Method 2: Using subplot() for Different Plot Types

Create multiple different plot types and combine them using subplot() ?

library(ggplot2)
library(plotly)

# Sample data
data <- data.frame(
  x = 1:10,
  y1 = rnorm(10, 50, 10),
  y2 = rnorm(10, 30, 5),
  category = rep(c("A", "B"), each = 5)
)

# Create different plot types
p1 <- ggplot(data, aes(x = x, y = y1)) + 
      geom_point(color = "red") + 
      labs(title = "Scatter Plot")

p2 <- ggplot(data, aes(x = category, y = y2)) + 
      geom_boxplot(fill = "lightgreen") + 
      labs(title = "Box Plot")

# Convert to plotly and combine
plot1 <- ggplotly(p1)
plot2 <- ggplotly(p2)

subplot(plot1, plot2, nrows = 1)

Method 3: Using facet_wrap() for Flexible Layouts

facet_wrap() provides more flexible arrangements compared to facet_grid() ?

library(ggplot2)
library(plotly)

# Create sample sales data
sales_data <- data.frame(
  month = rep(month.abb[1:6], 4),
  sales = c(100, 120, 140, 160, 180, 200,
            110, 130, 150, 170, 190, 210,
            90, 110, 130, 150, 170, 190,
            120, 140, 160, 180, 200, 220),
  region = rep(c("North", "South", "East", "West"), each = 6)
)

# Create plot with facet_wrap
p <- ggplot(sales_data, aes(x = month, y = sales, group = 1)) +
     geom_line(color = "blue", size = 1) +
     geom_point(color = "red", size = 2) +
     facet_wrap(~region, ncol = 2) +
     labs(title = "Sales by Region", x = "Month", y = "Sales")

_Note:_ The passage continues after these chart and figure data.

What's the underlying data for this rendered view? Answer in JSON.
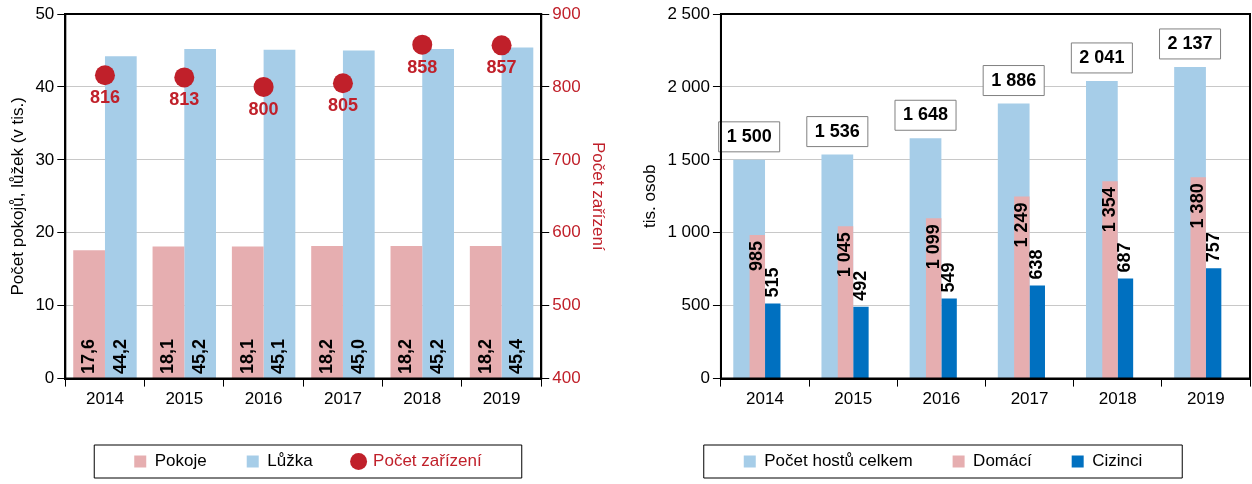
{
  "chart_data": [
    {
      "type": "bar",
      "categories": [
        "2014",
        "2015",
        "2016",
        "2017",
        "2018",
        "2019"
      ],
      "ylabel": "Počet pokojů, lůžek (v tis.)",
      "y2label": "Počet zařízení",
      "ylim": [
        0,
        50
      ],
      "yticks": [
        0,
        10,
        20,
        30,
        40,
        50
      ],
      "y2lim": [
        400,
        900
      ],
      "y2ticks": [
        400,
        500,
        600,
        700,
        800,
        900
      ],
      "grid": "y",
      "legend": "bottom",
      "marker": "circle",
      "series": [
        {
          "name": "Pokoje",
          "color": "#e6aeb0",
          "values": [
            17.6,
            18.1,
            18.1,
            18.2,
            18.2,
            18.2
          ],
          "value_labels": [
            "17,6",
            "18,1",
            "18,1",
            "18,2",
            "18,2",
            "18,2"
          ]
        },
        {
          "name": "Lůžka",
          "color": "#a6cde8",
          "values": [
            44.2,
            45.2,
            45.1,
            45.0,
            45.2,
            45.4
          ],
          "value_labels": [
            "44,2",
            "45,2",
            "45,1",
            "45,0",
            "45,2",
            "45,4"
          ]
        },
        {
          "name": "Počet zařízení",
          "type": "scatter",
          "axis": "y2",
          "color": "#c0202a",
          "values": [
            816,
            813,
            800,
            805,
            858,
            857
          ],
          "value_labels": [
            "816",
            "813",
            "800",
            "805",
            "858",
            "857"
          ]
        }
      ]
    },
    {
      "type": "bar",
      "categories": [
        "2014",
        "2015",
        "2016",
        "2017",
        "2018",
        "2019"
      ],
      "ylabel": "tis. osob",
      "ylim": [
        0,
        2500
      ],
      "yticks": [
        0,
        500,
        {
          "value": 1000,
          "label": "1 000"
        },
        {
          "value": 1500,
          "label": "1 500"
        },
        {
          "value": 2000,
          "label": "2 000"
        },
        {
          "value": 2500,
          "label": "2 500"
        }
      ],
      "grid": "y",
      "legend": "bottom",
      "series": [
        {
          "name": "Počet hostů celkem",
          "color": "#a6cde8",
          "values": [
            1500,
            1536,
            1648,
            1886,
            2041,
            2137
          ],
          "value_labels": [
            "1 500",
            "1 536",
            "1 648",
            "1 886",
            "2 041",
            "2 137"
          ]
        },
        {
          "name": "Domácí",
          "color": "#e6aeb0",
          "values": [
            985,
            1045,
            1099,
            1249,
            1354,
            1380
          ],
          "value_labels": [
            "985",
            "1 045",
            "1 099",
            "1 249",
            "1 354",
            "1 380"
          ]
        },
        {
          "name": "Cizinci",
          "color": "#0070c0",
          "values": [
            515,
            492,
            549,
            638,
            687,
            757
          ],
          "value_labels": [
            "515",
            "492",
            "549",
            "638",
            "687",
            "757"
          ]
        }
      ]
    }
  ]
}
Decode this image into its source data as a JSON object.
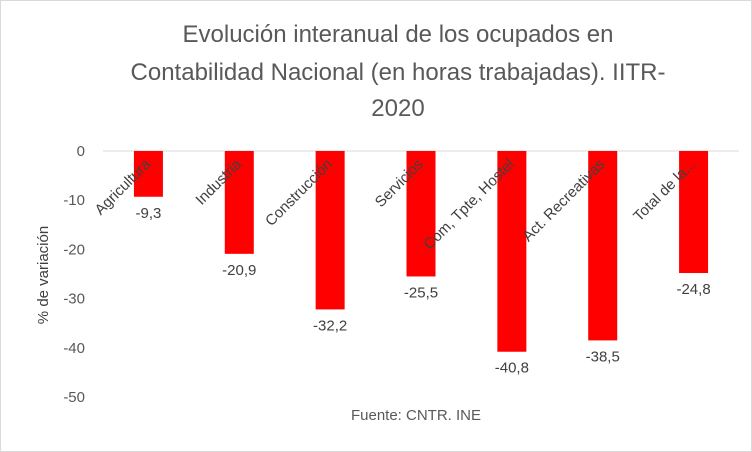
{
  "chart_data": {
    "type": "bar",
    "title_lines": [
      "Evolución interanual de los ocupados en",
      "Contabilidad Nacional (en horas trabajadas). IITR-",
      "2020"
    ],
    "categories": [
      "Agricultura",
      "Industria",
      "Construcción",
      "Servicios",
      "Com, Tpte, Hostel",
      "Act. Recreativas",
      "Total de la..."
    ],
    "values": [
      -9.3,
      -20.9,
      -32.2,
      -25.5,
      -40.8,
      -38.5,
      -24.8
    ],
    "value_labels": [
      "-9,3",
      "-20,9",
      "-32,2",
      "-25,5",
      "-40,8",
      "-38,5",
      "-24,8"
    ],
    "ylabel": "% de variación",
    "xlabel": "",
    "ylim": [
      -50,
      0
    ],
    "yticks": [
      0,
      -10,
      -20,
      -30,
      -40,
      -50
    ],
    "ytick_labels": [
      "0",
      "-10",
      "-20",
      "-30",
      "-40",
      "-50"
    ],
    "bar_color": "#ff0000",
    "axis_color": "#d9d9d9",
    "source": "Fuente: CNTR. INE",
    "grid": false
  }
}
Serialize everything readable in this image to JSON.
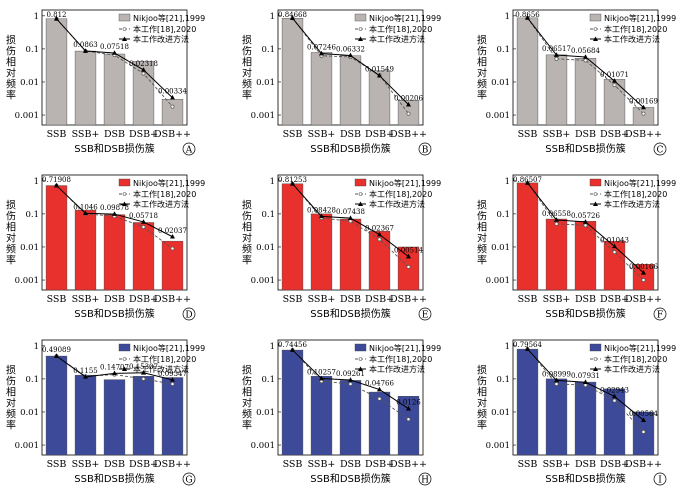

# Convert to interactive plot
ggplotly(p)

Key Functions

Function Purpose Best For
facet_grid() Creates grid of plots Comparing across two variables
facet_wrap() Wraps plots in flexible layout Single grouping variable
subplot() Combines different plot objects Different plot types together
ggplotly() Converts to interactive plot Adding interactivity

Conclusion

Use facet_grid() or facet_wrap() to create multiple related plots from the same dataset. Use subplot() to combine different plot types. Always convert with ggplotly() for interactive web-based visualization.